Strategy 10 min read

Australian E-Commerce Email Benchmarks 2026: What Good Actually Looks Like

By Excelohunt Team ·
Australian E-Commerce Email Benchmarks 2026: What Good Actually Looks Like

One of the most common questions we get from Australian e-commerce brands is: “Are our email results good?” The honest answer is that most brands don’t have a clear reference point — they’re comparing themselves to global averages that don’t account for Australian consumer behaviour, the Australian retail calendar, or the distinct characteristics of each product category.

This guide provides the 2026 benchmarks we use when evaluating Australian e-commerce email programmes. These are drawn from our experience across the Australian market and reference available industry data relevant to Australian brands. Use them as a directional guide — your own benchmarks will vary based on your list quality, frequency, and segment mix.

Important note on attribution: The benchmarks below assume a consistent attribution model — for email revenue share, we use a 5-day click and 1-day open attribution window. Benchmarks will vary significantly depending on attribution settings in your ESP.

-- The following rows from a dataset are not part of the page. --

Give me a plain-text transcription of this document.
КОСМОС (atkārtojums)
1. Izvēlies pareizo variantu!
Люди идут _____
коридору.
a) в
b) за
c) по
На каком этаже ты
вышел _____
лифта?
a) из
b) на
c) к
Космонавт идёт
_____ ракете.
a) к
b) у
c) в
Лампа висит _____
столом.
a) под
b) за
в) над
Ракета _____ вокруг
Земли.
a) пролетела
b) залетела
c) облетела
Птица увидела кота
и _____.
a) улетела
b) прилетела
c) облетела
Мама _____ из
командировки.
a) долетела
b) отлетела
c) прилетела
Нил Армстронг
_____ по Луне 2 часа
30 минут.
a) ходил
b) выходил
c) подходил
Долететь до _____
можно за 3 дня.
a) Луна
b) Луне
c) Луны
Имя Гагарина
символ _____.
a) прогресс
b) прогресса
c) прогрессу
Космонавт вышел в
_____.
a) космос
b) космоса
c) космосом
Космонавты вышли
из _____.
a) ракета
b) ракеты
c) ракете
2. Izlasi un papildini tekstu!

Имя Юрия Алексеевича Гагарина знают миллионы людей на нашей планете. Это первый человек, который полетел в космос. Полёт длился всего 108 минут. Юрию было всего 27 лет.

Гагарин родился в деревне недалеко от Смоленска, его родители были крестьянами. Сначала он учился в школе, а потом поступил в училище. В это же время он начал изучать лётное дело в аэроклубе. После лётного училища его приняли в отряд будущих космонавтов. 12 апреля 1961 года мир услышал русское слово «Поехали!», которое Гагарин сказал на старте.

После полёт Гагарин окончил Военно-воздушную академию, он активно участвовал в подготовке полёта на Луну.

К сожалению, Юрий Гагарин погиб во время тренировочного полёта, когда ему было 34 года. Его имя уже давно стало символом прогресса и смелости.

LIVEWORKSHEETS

Open Rate Benchmarks for Australian E-Commerce

Open rates are the most widely tracked (and widely misunderstood) email metric. Since Apple Mail Privacy Protection (MPP) was introduced in 2021, iOS devices automatically open emails before a recipient reads them — which inflates open rates across all senders.

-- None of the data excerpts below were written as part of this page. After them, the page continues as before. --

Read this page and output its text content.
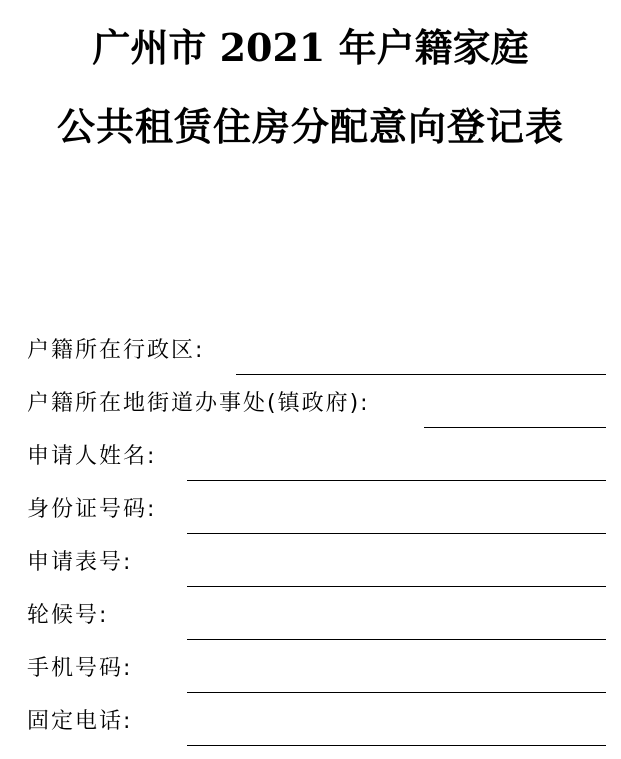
广州市 2021 年户籍家庭
公共租赁住房分配意向登记表
户籍所在行政区:
户籍所在地街道办事处(镇政府):
申请人姓名:
身份证号码:
申请表号:
轮候号:
手机号码:
固定电话:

A significant proportion of Australian email opens are now machine opens from MPP. This means raw open rates are higher than they were pre-2021, but they’re also less reliable as an engagement signal.

Adjusted 2026 open rate benchmarks for Australian e-commerce (accounting for MPP inflation):

VerticalStrongAverageWeak
Supplements / Health42–52%32–41%Below 30%
Fashion / Apparel38–48%28–37%Below 25%
Beauty / Skincare40–50%30–39%Below 28%
Food & Beverage38–48%28–37%Below 26%
Homewares / Furniture34–44%24–33%Below 22%
Outdoor / Sporting36–46%26–35%Below 24%
Jewellery / Accessories38–48%28–37%Below 25%

Why open rates vary by vertical: Supplements and health brands typically have highly engaged subscriber bases who are genuinely interested in product information and wellness content. Fashion brands often have broader, less targeted lists that include window shoppers who subscribe but buy infrequently.

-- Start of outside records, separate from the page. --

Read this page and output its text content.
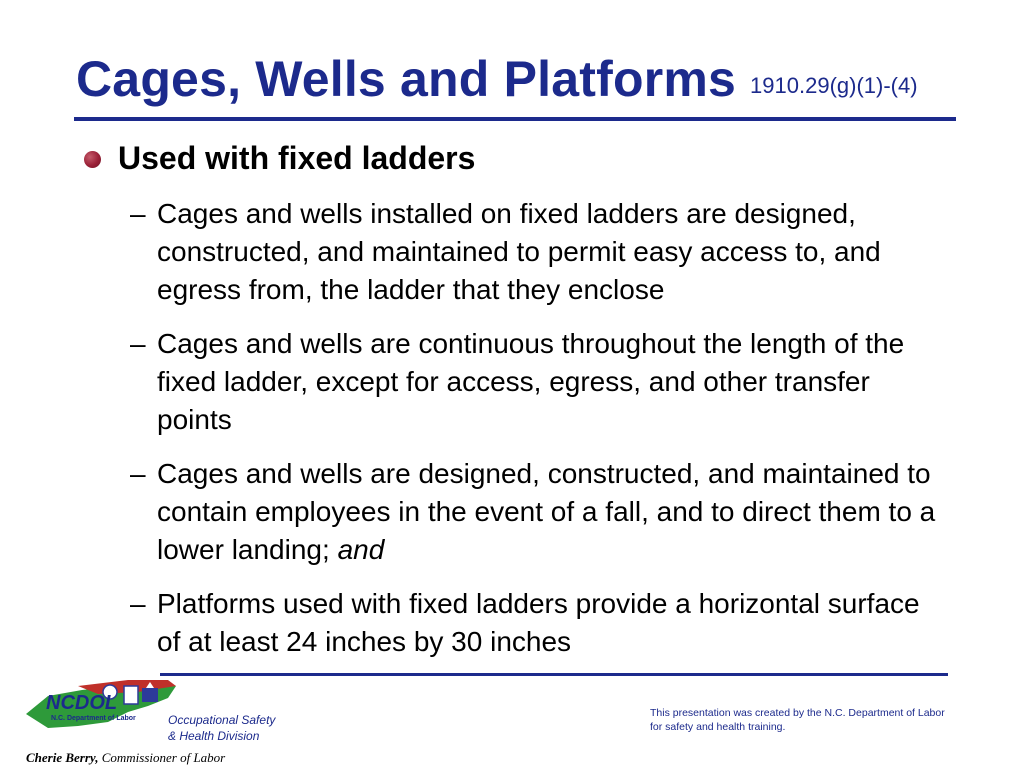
Cages, Wells and Platforms 1910.29(g)(1)-(4)
Used with fixed ladders
– Cages and wells installed on fixed ladders are designed, constructed, and maintained to permit easy access to, and egress from, the ladder that they enclose
– Cages and wells are continuous throughout the length of the fixed ladder, except for access, egress, and other transfer points
– Cages and wells are designed, constructed, and maintained to contain employees in the event of a fall, and to direct them to a lower landing; and
– Platforms used with fixed ladders provide a horizontal surface of at least 24 inches by 30 inches
NCDOL
N.C. Department of Labor	Occupational Safety
& Health Division
Cherie Berry, Commissioner of Labor
This presentation was created by the N.C. Department of Labor for safety and health training.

A note on sending to active segments only: The benchmarks above assume you’re sending to an appropriately segmented list — not your full database including unengaged contacts. Brands that broadcast to their entire list (including inactive subscribers) will see open rates 10–15 percentage points lower than brands sending to active segments. If your open rates are well below these benchmarks, list hygiene and segmentation are the first places to investigate.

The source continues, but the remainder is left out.